The system architecture for building and running a large-scale
streaming service involves a bit more than massive farms of servers. A good
analogy to use is that of a retail supply chain network, e.g. Walmart or
Kroger. Most brick and mortar retail companies typically have a few massive central
warehouses, which feed into multiple tiers of smaller regional distribution
centers. From here on, product is shipped to grocery stores, or in the case of
online orders, directly to consumers’ homes or restaurants.
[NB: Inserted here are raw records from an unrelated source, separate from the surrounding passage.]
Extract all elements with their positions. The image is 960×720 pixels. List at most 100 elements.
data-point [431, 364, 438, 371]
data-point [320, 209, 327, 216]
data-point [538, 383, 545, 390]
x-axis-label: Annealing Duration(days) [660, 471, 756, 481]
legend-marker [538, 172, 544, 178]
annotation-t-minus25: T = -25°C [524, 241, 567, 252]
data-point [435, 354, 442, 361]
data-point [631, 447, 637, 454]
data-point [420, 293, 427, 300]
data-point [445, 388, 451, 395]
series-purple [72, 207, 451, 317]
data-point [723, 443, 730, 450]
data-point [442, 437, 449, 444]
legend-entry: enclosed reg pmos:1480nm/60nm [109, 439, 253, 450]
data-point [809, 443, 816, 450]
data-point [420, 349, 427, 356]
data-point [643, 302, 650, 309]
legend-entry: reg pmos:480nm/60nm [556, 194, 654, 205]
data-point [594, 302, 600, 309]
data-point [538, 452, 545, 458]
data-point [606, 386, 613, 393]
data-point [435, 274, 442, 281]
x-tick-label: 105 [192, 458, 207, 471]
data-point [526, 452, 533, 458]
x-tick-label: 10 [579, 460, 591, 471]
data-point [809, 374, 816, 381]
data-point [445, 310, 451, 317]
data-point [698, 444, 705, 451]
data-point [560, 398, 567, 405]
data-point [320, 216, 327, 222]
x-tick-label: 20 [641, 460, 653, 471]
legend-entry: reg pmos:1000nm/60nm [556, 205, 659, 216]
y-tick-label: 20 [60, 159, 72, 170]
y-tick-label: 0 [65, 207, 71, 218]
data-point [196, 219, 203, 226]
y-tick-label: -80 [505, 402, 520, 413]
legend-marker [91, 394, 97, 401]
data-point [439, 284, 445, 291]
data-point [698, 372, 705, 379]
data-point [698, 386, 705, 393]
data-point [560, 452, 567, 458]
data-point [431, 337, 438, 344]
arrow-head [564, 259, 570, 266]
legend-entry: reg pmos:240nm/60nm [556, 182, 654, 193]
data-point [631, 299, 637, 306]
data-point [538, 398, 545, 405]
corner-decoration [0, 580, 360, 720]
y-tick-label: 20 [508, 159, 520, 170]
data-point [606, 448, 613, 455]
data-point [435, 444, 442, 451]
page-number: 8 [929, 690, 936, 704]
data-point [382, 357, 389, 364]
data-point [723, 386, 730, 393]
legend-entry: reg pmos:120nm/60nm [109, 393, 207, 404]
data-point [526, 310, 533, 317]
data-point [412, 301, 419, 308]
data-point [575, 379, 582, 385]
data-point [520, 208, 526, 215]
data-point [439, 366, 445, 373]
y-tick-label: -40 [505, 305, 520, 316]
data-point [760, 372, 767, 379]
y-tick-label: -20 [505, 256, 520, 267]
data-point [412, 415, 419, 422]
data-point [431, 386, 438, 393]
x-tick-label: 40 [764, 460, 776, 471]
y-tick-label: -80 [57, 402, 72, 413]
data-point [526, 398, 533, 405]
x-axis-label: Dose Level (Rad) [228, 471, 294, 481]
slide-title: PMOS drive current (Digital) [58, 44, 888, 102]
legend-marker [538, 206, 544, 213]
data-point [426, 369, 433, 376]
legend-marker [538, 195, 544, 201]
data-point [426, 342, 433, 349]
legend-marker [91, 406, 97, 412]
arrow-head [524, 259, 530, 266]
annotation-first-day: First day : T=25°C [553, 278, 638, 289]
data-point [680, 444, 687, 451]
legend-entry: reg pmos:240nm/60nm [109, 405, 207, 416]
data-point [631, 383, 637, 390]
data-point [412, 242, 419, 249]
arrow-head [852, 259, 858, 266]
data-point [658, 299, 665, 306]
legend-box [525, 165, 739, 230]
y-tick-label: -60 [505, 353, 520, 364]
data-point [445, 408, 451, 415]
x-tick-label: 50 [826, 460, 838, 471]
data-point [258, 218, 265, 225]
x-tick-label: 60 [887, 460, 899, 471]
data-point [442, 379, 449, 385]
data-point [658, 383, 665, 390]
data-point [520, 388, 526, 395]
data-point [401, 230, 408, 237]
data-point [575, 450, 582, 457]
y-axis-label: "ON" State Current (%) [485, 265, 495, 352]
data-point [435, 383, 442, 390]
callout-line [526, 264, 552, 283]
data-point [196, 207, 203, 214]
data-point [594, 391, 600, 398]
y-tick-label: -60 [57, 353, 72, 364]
A company offering streaming services follow a similar
pattern. It utilizes a technology called ‘content delivery network’ – a geographically
distributed group of servers which work together to provide fast delivery of
internet content (music and metadata). Just like retail operations, the
streaming service content delivery network consists of a few large data centers
(massive server farms), and numerous, geographically dispersed, smaller data
centers located close to the end user based on geographical proximity, network latency and
other factors. When a user in China streams music via Tidal or Qobuz, in most
cases it is served from a smaller, regional data center which is located closer
to the user. The various data centers are connected to each other via high
speed, high bandwidth networking systems which are just as important as the servers
that process and store the music.
Secondly, more and more streaming services are outsourcing the
provisioning of servers and networking to cloud service providers like Amazon,
Microsoft, Google and Akamai. Very few are running their own data centers anymore. For
example, Spotify runs their content delivery network in Google Cloud. A
positive aspect of this trend is that it lowers the barrier to entry for many
smaller players who otherwise would have required massive capital investments
just to get started.
For data formats and conversions, the companies use a type
of software called ‘media transcoder’ to convert media files from their source
versions (e.g. as transmitted by the content creators) to multiple formats that
can be played back on devices like smartphones, tablets, PCs, etc. The
transcoder software runs on a special type of server which focuses on
compute power. Once transcoded, the various formats are stored on yet another
type of server which is optimized for storage.
On the software side, two very important technologies are
graph databases and machine learning. Together, they are responsible for
analyzing your song/artist/genre choices, demographics, age, and various other
factors to compile ‘playlists’ that are based on a deep understanding of your listening
habits. These technologies are ‘self-learning’, i.e. the more you use them, the
smarter and more accurate they get. As the hardware and network aspects of
operations become commoditized (i.e. outsourced to cloud service providers),
the companies that will survive and prosper will be the ones that best utilize
modern technologies like machine learning and artificial intelligence.
Of course, the explanation above is an oversimplification of
what is actually involved, but hopefully it gives you an idea of some basic underlying technologies.